Sometimes this involves systemic work in changing systems and structures and sometimes it is about the one-on-one work of individual discipleship. Switch helps us to see why such change is hard and how we can make is easier. Back under the heading of “plundering the Egyptians” deciding to follow Christ has some similarities to deciding to lose weight or eat better or keep your house neat. The similarities quickly break down but the initial steps of inspiration and motivation look a lot alike.

What breaks my heart the most as a pastor is that I truly believe that when people stand up front and profess their faith and take vows of membership they really mean it. They really want to change their focus from whatever led and motivated them in the past to following God. However, so many of them lose their way. And I think we can help them and I think the Heath brothers have some very simple ideas that can assist us. Switch made me consider exactly how much change we are throwing at people right up front when we ask them to become followers of Jesus. We expect them to change a lot of things (show up on Sunday, come to a class on Wednesday, start giving away some of your income, watch your language) and changing a lot of things takes self-control and “self-control is an exhaustible resource.” (p. 10) People do want to change and they are not lazy, nor do they lack discipline, but sometimes we are expecting them to do too much at once.

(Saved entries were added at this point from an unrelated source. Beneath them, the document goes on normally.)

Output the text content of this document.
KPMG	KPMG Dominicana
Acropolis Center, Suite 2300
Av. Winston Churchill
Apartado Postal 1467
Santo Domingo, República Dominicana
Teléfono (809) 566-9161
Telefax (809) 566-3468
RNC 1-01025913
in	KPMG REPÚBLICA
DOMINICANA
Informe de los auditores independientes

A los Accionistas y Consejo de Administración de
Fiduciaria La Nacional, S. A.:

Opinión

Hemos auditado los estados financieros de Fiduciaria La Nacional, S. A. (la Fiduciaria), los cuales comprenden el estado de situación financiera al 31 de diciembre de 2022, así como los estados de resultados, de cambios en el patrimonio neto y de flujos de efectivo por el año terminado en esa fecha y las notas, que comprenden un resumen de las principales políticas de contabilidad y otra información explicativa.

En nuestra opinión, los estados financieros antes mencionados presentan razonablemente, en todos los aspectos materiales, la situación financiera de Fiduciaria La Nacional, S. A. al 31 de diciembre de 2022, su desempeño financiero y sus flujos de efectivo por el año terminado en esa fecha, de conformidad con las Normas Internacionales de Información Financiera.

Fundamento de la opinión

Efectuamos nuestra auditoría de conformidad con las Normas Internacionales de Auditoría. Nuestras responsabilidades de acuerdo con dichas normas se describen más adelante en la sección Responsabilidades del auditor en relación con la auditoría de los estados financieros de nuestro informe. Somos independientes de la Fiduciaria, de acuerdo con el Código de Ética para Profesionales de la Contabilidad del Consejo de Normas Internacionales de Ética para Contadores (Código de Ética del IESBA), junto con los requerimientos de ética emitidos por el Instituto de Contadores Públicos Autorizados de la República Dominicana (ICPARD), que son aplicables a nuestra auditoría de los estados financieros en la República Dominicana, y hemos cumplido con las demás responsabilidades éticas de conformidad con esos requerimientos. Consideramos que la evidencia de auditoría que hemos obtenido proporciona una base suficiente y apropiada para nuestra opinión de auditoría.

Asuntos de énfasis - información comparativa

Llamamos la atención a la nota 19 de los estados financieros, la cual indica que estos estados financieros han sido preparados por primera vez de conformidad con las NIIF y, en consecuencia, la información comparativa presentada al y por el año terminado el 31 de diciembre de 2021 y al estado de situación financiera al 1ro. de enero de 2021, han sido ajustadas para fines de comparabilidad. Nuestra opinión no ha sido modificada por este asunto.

The authors offer some clear ways to think about approaching change. They use the analogy of psychologist Jonathan Haidt to explain that our brains have two sides, an emotional side and a rational side: an elephant and a rider. (p. 7) It may sound a bit crass to my church colleagues but the authors show us that it about directing the rider, motivating the elephant and shaping the path.

This is a fun and insightful book. I love the Heath brothers. Even if you never use anything in this book it is fun to read and you might learn a little something about yourself and what motivates you.